My book spine poem for NPM 2017:
She walks in beauty
A jar of tiny stars
Awakening the heart
Opening a door
House of light
Pass the poetry, please!
Continuing my alphabetic stroll
through National Poetry Month
with a focus on two books
and one poet.
I've tried hard to use books from my own shelves this month. On initial scanning of my shelves, Rain Song by Lezlie Evans was the only title I spotted that began with the letter R. It's a wonderful rhythmic paean to what happens after the rain spoils the fun for two girls playing outside. I picked it up at Half-Price Books more than a decade ago. When you live in the Pacific NW and your weather forecast looks like this . . .

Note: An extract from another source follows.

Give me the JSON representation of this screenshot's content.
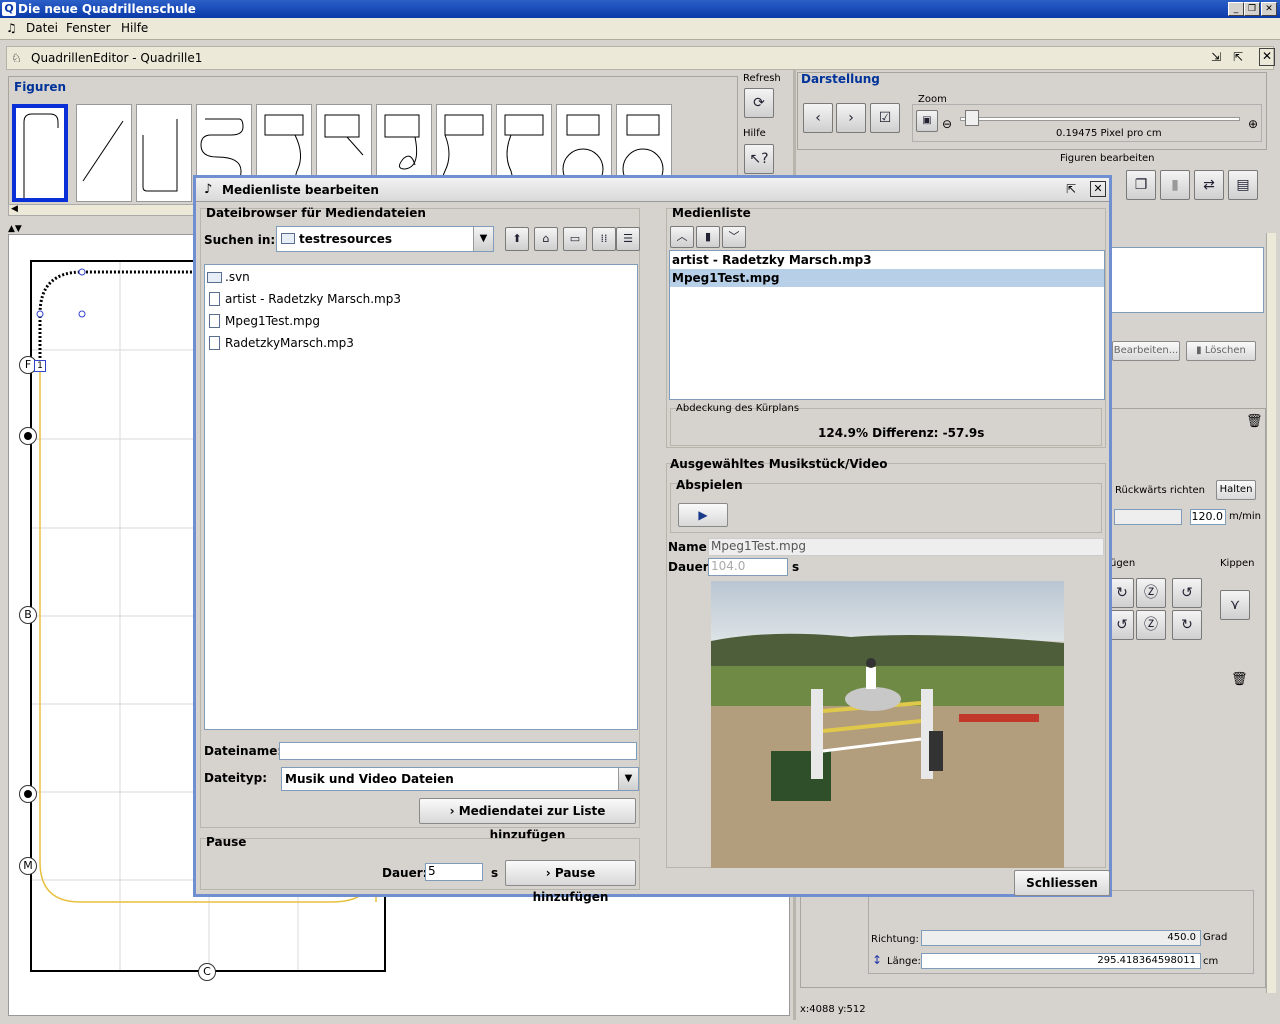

you desperately need books that end on a cheerful note like this one does, "How we love the song of rain!"
And then I scanned my shelves again and spotted this favorite anthology, Reflections on a Gift of Watermelon Pickle . . . And Other Modern Verse. This book of "modern verse" was published in 1966. I used it in my student teaching during the 70s. I continued to use it in my classroom when I returned to teaching middle school in the 21st century. And modern students of today still love this book of poems! Multiple green sticky notes peeking out the top attest to the number of poems the last student who read this book loved and wanted to share with me. If you've never read this anthology, request it from your library (hopefully, it hasn't been discarded). Three of my favorites are "Summons" by Robert Francis, "Oz." by Eve Merriam, and "Crossing" by Philip Booth. But there are many, many more to love in this delightful anthology.
I scanned the bins of books I've checked out for Books, Brownies, and Beyond (our after school book club) and spotted Bob Raczka's, Guyku: A Year of Haiku for Boys. It's perfect for active boys (and girls) who think they don't like poetry. The short haiku, arranged by seasons and illustrated by Peter Reynolds, are the perfect length for students who want to get back to tree climbing and kite flying. You may want to check out other poetry titles by Bob Raczka, especially the delightful wordplay in Lemonade and Other Things Squeezed from a Single Word.